A multi-objective chaotic PSO with sigmoid-based acceleration coefficients approach for location and sizing of DGs and SVC in a distribution network
摘要
The optimal placement and sizing of distributed generation (DG) units and Static VAR Compensators (SVCs) are essential for enhancing the efficiency and reliability of radial distribution networks (RDN). Existing methods often rely on shunt capacitors, sensitivity-based techniques, which may not address the multi-objective challenges of minimizing power losses, reducing voltage deviations, and improving voltage stability. This paper proposes a Pareto front-based multi-objective chaotic particle swarm optimization with sigmoid-based acceleration coefficients (MO-CPSOS) for optimal placement and sizing of DGs and SVCs.
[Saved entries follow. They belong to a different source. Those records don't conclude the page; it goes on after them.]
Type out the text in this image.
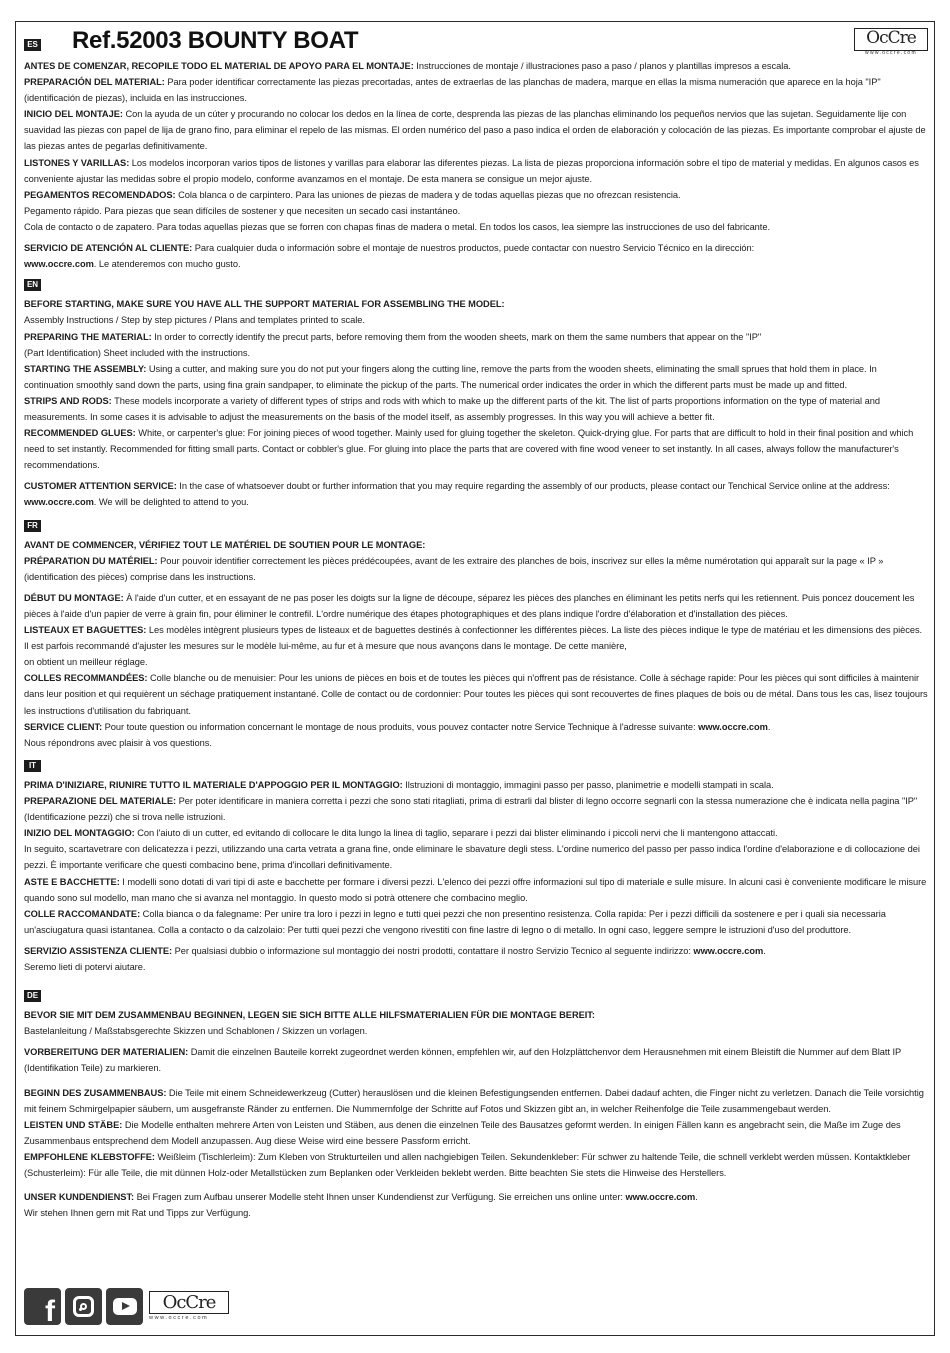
ES Ref.52003 BOUNTY BOAT	OcCre
www.occre.com

ANTES DE COMENZAR, RECOPILE TODO EL MATERIAL DE APOYO PARA EL MONTAJE: Instrucciones de montaje / illustraciones paso a paso / planos y plantillas impresos a escala.

PREPARACIÓN DEL MATERIAL: Para poder identificar correctamente las piezas precortadas, antes de extraerlas de las planchas de madera, marque en ellas la misma numeración que aparece en la hoja "IP" (identificación de piezas), incluida en las instrucciones.

INICIO DEL MONTAJE: Con la ayuda de un cúter y procurando no colocar los dedos en la línea de corte, desprenda las piezas de las planchas eliminando los pequeños nervios que las sujetan. Seguidamente lije con suavidad las piezas con papel de lija de grano fino, para eliminar el repelo de las mismas. El orden numérico del paso a paso indica el orden de elaboración y colocación de las piezas. Es importante comprobar el ajuste de las piezas antes de pegarlas definitivamente.

LISTONES Y VARILLAS: Los modelos incorporan varios tipos de listones y varillas para elaborar las diferentes piezas. La lista de piezas proporciona información sobre el tipo de material y medidas. En algunos casos es conveniente ajustar las medidas sobre el propio modelo, conforme avanzamos en el montaje. De esta manera se consigue un mejor ajuste.

PEGAMENTOS RECOMENDADOS: Cola blanca o de carpintero. Para las uniones de piezas de madera y de todas aquellas piezas que no ofrezcan resistencia.

Pegamento rápido. Para piezas que sean difíciles de sostener y que necesiten un secado casi instantáneo.

Cola de contacto o de zapatero. Para todas aquellas piezas que se forren con chapas finas de madera o metal. En todos los casos, lea siempre las instrucciones de uso del fabricante.

SERVICIO DE ATENCIÓN AL CLIENTE: Para cualquier duda o información sobre el montaje de nuestros productos, puede contactar con nuestro Servicio Técnico en la dirección:
www.occre.com. Le atenderemos con mucho gusto.

EN

BEFORE STARTING, MAKE SURE YOU HAVE ALL THE SUPPORT MATERIAL FOR ASSEMBLING THE MODEL:

Assembly Instructions / Step by step pictures / Plans and templates printed to scale.

PREPARING THE MATERIAL: In order to correctly identify the precut parts, before removing them from the wooden sheets, mark on them the same numbers that appear on the "IP"

(Part Identification) Sheet included with the instructions.

STARTING THE ASSEMBLY: Using a cutter, and making sure you do not put your fingers along the cutting line, remove the parts from the wooden sheets, eliminating the small sprues that hold them in place. In continuation smoothly sand down the parts, using fina grain sandpaper, to eliminate the pickup of the parts. The numerical order indicates the order in which the different parts must be made up and fitted.

STRIPS AND RODS: These models incorporate a variety of different types of strips and rods with which to make up the different parts of the kit. The list of parts proportions information on the type of material and measurements. In some cases it is advisable to adjust the measurements on the basis of the model itself, as assembly progresses. In this way you will achieve a better fit.

RECOMMENDED GLUES: White, or carpenter's glue: For joining pieces of wood together. Mainly used for gluing together the skeleton. Quick-drying glue. For parts that are difficult to hold in their final position and which need to set instantly. Recommended for fitting small parts. Contact or cobbler's glue. For gluing into place the parts that are covered with fine wood veneer to set instantly. In all cases, always follow the manufacturer's recommendations.

CUSTOMER ATTENTION SERVICE: In the case of whatsoever doubt or further information that you may require regarding the assembly of our products, please contact our Tenchical Service online at the address: www.occre.com. We will be delighted to attend to you.

FR

AVANT DE COMMENCER, VÉRIFIEZ TOUT LE MATÉRIEL DE SOUTIEN POUR LE MONTAGE:

PRÉPARATION DU MATÉRIEL: Pour pouvoir identifier correctement les pièces prédécoupées, avant de les extraire des planches de bois, inscrivez sur elles la même numérotation qui apparaît sur la page « IP » (identification des pièces) comprise dans les instructions.

DÉBUT DU MONTAGE: À l'aide d'un cutter, et en essayant de ne pas poser les doigts sur la ligne de découpe, séparez les pièces des planches en éliminant les petits nerfs qui les retiennent. Puis poncez doucement les pièces à l'aide d'un papier de verre à grain fin, pour éliminer le contrefil. L'ordre numérique des étapes photographiques et des plans indique l'ordre d'élaboration et d'installation des pièces.

LISTEAUX ET BAGUETTES: Les modèles intègrent plusieurs types de listeaux et de baguettes destinés à confectionner les différentes pièces. La liste des pièces indique le type de matériau et les dimensions des pièces. Il est parfois recommandé d'ajuster les mesures sur le modèle lui-même, au fur et à mesure que nous avançons dans le montage. De cette manière,

on obtient un meilleur réglage.

COLLES RECOMMANDÉES: Colle blanche ou de menuisier: Pour les unions de pièces en bois et de toutes les pièces qui n'offrent pas de résistance. Colle à séchage rapide: Pour les pièces qui sont difficiles à maintenir dans leur position et qui requièrent un séchage pratiquement instantané. Colle de contact ou de cordonnier: Pour toutes les pièces qui sont recouvertes de fines plaques de bois ou de métal. Dans tous les cas, lisez toujours les instructions d'utilisation du fabriquant.

SERVICE CLIENT: Pour toute question ou information concernant le montage de nous produits, vous pouvez contacter notre Service Technique à l'adresse suivante: www.occre.com.

Nous répondrons avec plaisir à vos questions.

IT

PRIMA D'INIZIARE, RIUNIRE TUTTO IL MATERIALE D'APPOGGIO PER IL MONTAGGIO: Ilstruzioni di montaggio, immagini passo per passo, planimetrie e modelli stampati in scala.

PREPARAZIONE DEL MATERIALE: Per poter identificare in maniera corretta i pezzi che sono stati ritagliati, prima di estrarli dal blister di legno occorre segnarli con la stessa numerazione che è indicata nella pagina "IP" (Identificazione pezzi) che si trova nelle istruzioni.

INIZIO DEL MONTAGGIO: Con l'aiuto di un cutter, ed evitando di collocare le dita lungo la linea di taglio, separare i pezzi dai blister eliminando i piccoli nervi che li mantengono attaccati.

In seguito, scartavetrare con delicatezza i pezzi, utilizzando una carta vetrata a grana fine, onde eliminare le sbavature degli stess. L'ordine numerico del passo per passo indica l'ordine d'elaborazione e di collocazione dei pezzi. È importante verificare che questi combacino bene, prima d'incollari definitivamente.

ASTE E BACCHETTE: I modelli sono dotati di vari tipi di aste e bacchette per formare i diversi pezzi. L'elenco dei pezzi offre informazioni sul tipo di materiale e sulle misure. In alcuni casi è conveniente modificare le misure quando sono sul modello, man mano che si avanza nel montaggio. In questo modo si potrà ottenere che combacino meglio.

COLLE RACCOMANDATE: Colla bianca o da falegname: Per unire tra loro i pezzi in legno e tutti quei pezzi che non presentino resistenza. Colla rapida: Per i pezzi difficili da sostenere e per i quali sia necessaria un'asciugatura quasi istantanea. Colla a contacto o da calzolaio: Per tutti quei pezzi che vengono rivestiti con fine lastre di legno o di metallo. In ogni caso, leggere sempre le istruzioni d'uso del produttore.

SERVIZIO ASSISTENZA CLIENTE: Per qualsiasi dubbio o informazione sul montaggio dei nostri prodotti, contattare il nostro Servizio Tecnico al seguente indirizzo: www.occre.com.

Seremo lieti di potervi aiutare.

DE

BEVOR SIE MIT DEM ZUSAMMENBAU BEGINNEN, LEGEN SIE SICH BITTE ALLE HILFSMATERIALIEN FÜR DIE MONTAGE BEREIT:

Bastelanleitung / Maßstabsgerechte Skizzen und Schablonen / Skizzen un vorlagen.

VORBEREITUNG DER MATERIALIEN: Damit die einzelnen Bauteile korrekt zugeordnet werden können, empfehlen wir, auf den Holzplättchenvor dem Herausnehmen mit einem Bleistift die Nummer auf dem Blatt IP (Identifikation Teile) zu markieren.

BEGINN DES ZUSAMMENBAUS: Die Teile mit einem Schneidewerkzeug (Cutter) herauslösen und die kleinen Befestigungsenden entfernen. Dabei dadauf achten, die Finger nicht zu verletzen. Danach die Teile vorsichtig mit feinem Schmirgelpapier säubern, um ausgefranste Ränder zu entfernen. Die Nummernfolge der Schritte auf Fotos und Skizzen gibt an, in welcher Reihenfolge die Teile zusammengebaut werden.

LEISTEN UND STÄBE: Die Modelle enthalten mehrere Arten von Leisten und Stäben, aus denen die einzelnen Teile des Bausatzes geformt werden. In einigen Fällen kann es angebracht sein, die Maße im Zuge des Zusammenbaus entsprechend dem Modell anzupassen. Aug diese Weise wird eine bessere Passform erricht.

EMPFOHLENE KLEBSTOFFE: Weißleim (Tischlerleim): Zum Kleben von Strukturteilen und allen nachgiebigen Teilen. Sekundenkleber: Für schwer zu haltende Teile, die schnell verklebt werden müssen. Kontaktkleber (Schusterleim): Für alle Teile, die mit dünnen Holz-oder Metallstücken zum Beplanken oder Verkleiden beklebt werden. Bitte beachten Sie stets die Hinweise des Herstellers.

UNSER KUNDENDIENST: Bei Fragen zum Aufbau unserer Modelle steht Ihnen unser Kundendienst zur Verfügung. Sie erreichen uns online unter: www.occre.com.

Wir stehen Ihnen gern mit Rat und Tipps zur Verfügung.

f	OcCre
www.occre.com
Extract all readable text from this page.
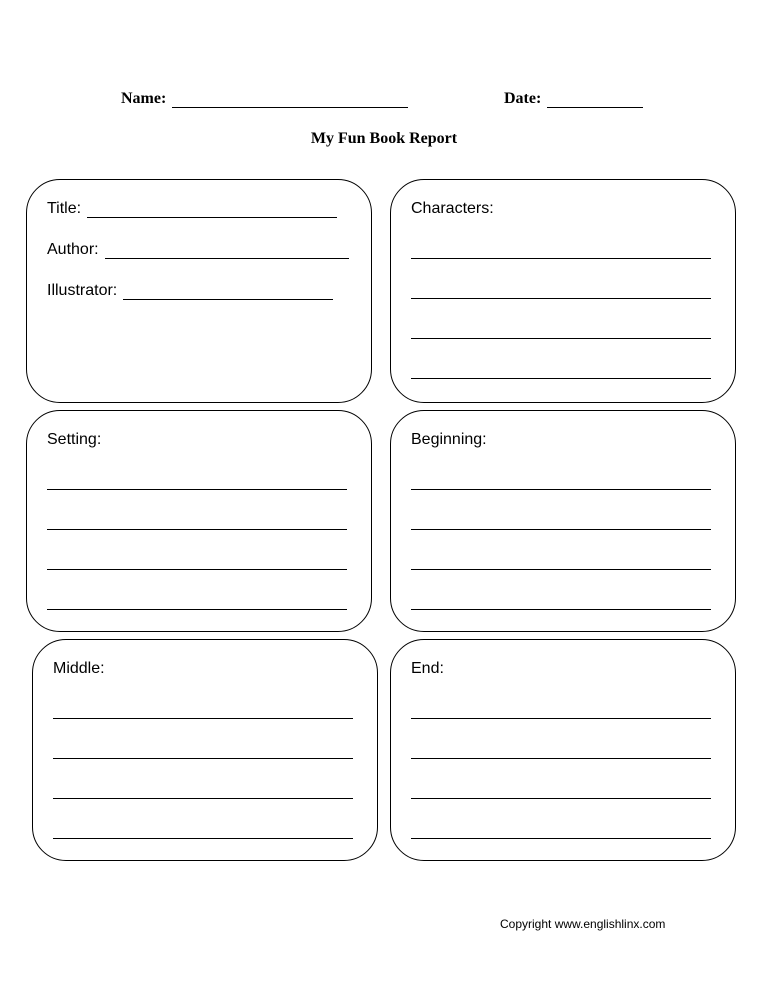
Name:	Date:
My Fun Book Report
Title:
Author:
Illustrator:
Characters:
Setting:	Beginning:
Middle:	End:
Copyright www.englishlinx.com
The framework employs adaptive, real-time adjustment of cognitive and social parameters, promoting efficient exploration and faster convergence. Simulation results on IEEE 33-bus, 69-bus, and 119-bus test systems show that MO-CPSOS consistently achieves substantial reductions in power losses, improves voltage profiles, and enhances voltage stability compared to conventional approaches. The optimal solution involves three devices for the 33-bus and 69-bus networks, and six to seven for the 119-bus system, with diminishing returns beyond these points. MO-CPSOS demonstrates scalability and computational efficiency, making it suitable for modern RDNs. Future research may focus on incorporating dynamic load models and extending the approach to integrate economic, environmental, and operational factors for even broader applicability.